Le scandale de la “prime de la marginalisation” : comment les 5000 dirhams des enseignants des montagnes et des villages se sont-ils évaporés, et le ministère répond : “Nous étudions la situation” dans une attente sans fin !

Arifino.net/Spécial
Le sort de la prime annuelle de 5000 dirhams, promise au personnel éducatif travaillant dans les zones difficiles et reculées, reste suspendu dans l’incertitude, soulevant des questions croissantes sur le sérieux des engagements du gouvernement envers cette catégorie qui souffre depuis longtemps en silence.

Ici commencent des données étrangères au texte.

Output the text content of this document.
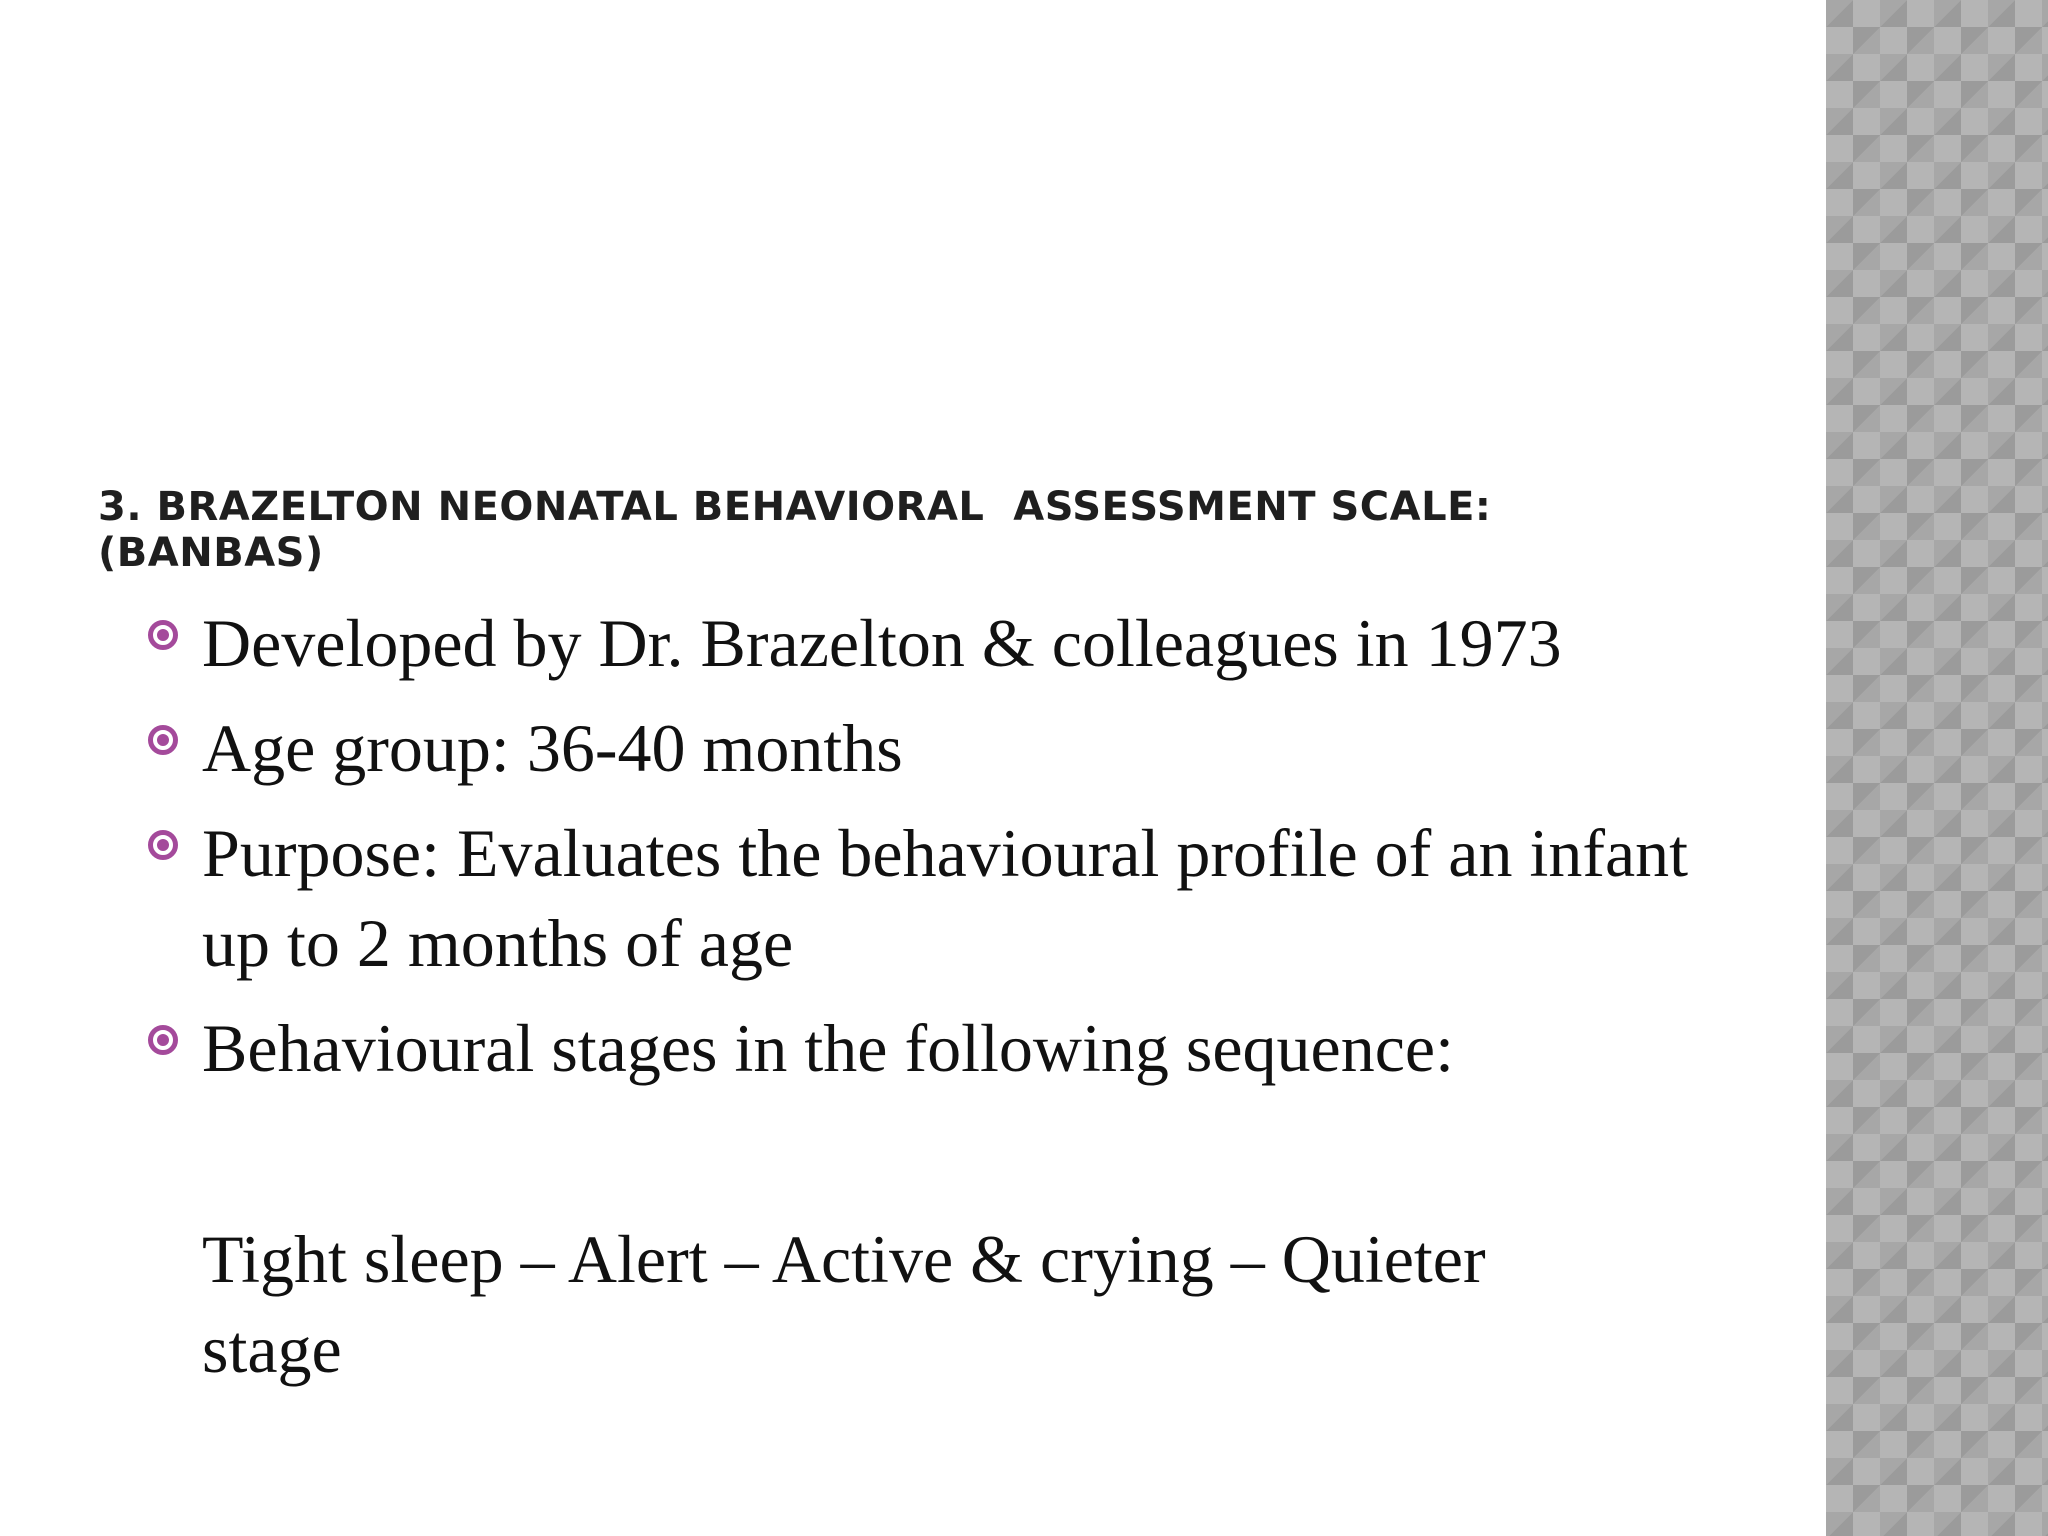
3. BRAZELTON NEONATAL BEHAVIORAL  ASSESSMENT SCALE:
(BANBAS)
Developed by Dr. Brazelton & colleagues in 1973
Age group: 36-40 months
Purpose: Evaluates the behavioural profile of an infant up to 2 months of age
Behavioural stages in the following sequence:

Tight sleep – Alert – Active & crying – Quieter stage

Un accord au gré du vent : les “travailleurs des montagnes” attendent une compensation attendue depuis longtemps, et le ministère se contente de promesses !
Malgré les longs mois écoulés depuis la signature de l’accord du 26 décembre 2023 entre le ministère et les syndicats de l’enseignement les plus représentatifs, qui stipulait explicitement le versement de cette compensation, aucun signe de mise en œuvre de cette clause n’est apparu. Ce retard porte un coup à la crédibilité du dialogue sectoriel et laisse les hommes et les femmes de l’enseignement qui travaillent dans des conditions difficiles face à un destin incertain, s’interrogeant sur le sort d’une compensation censée leur rendre justice.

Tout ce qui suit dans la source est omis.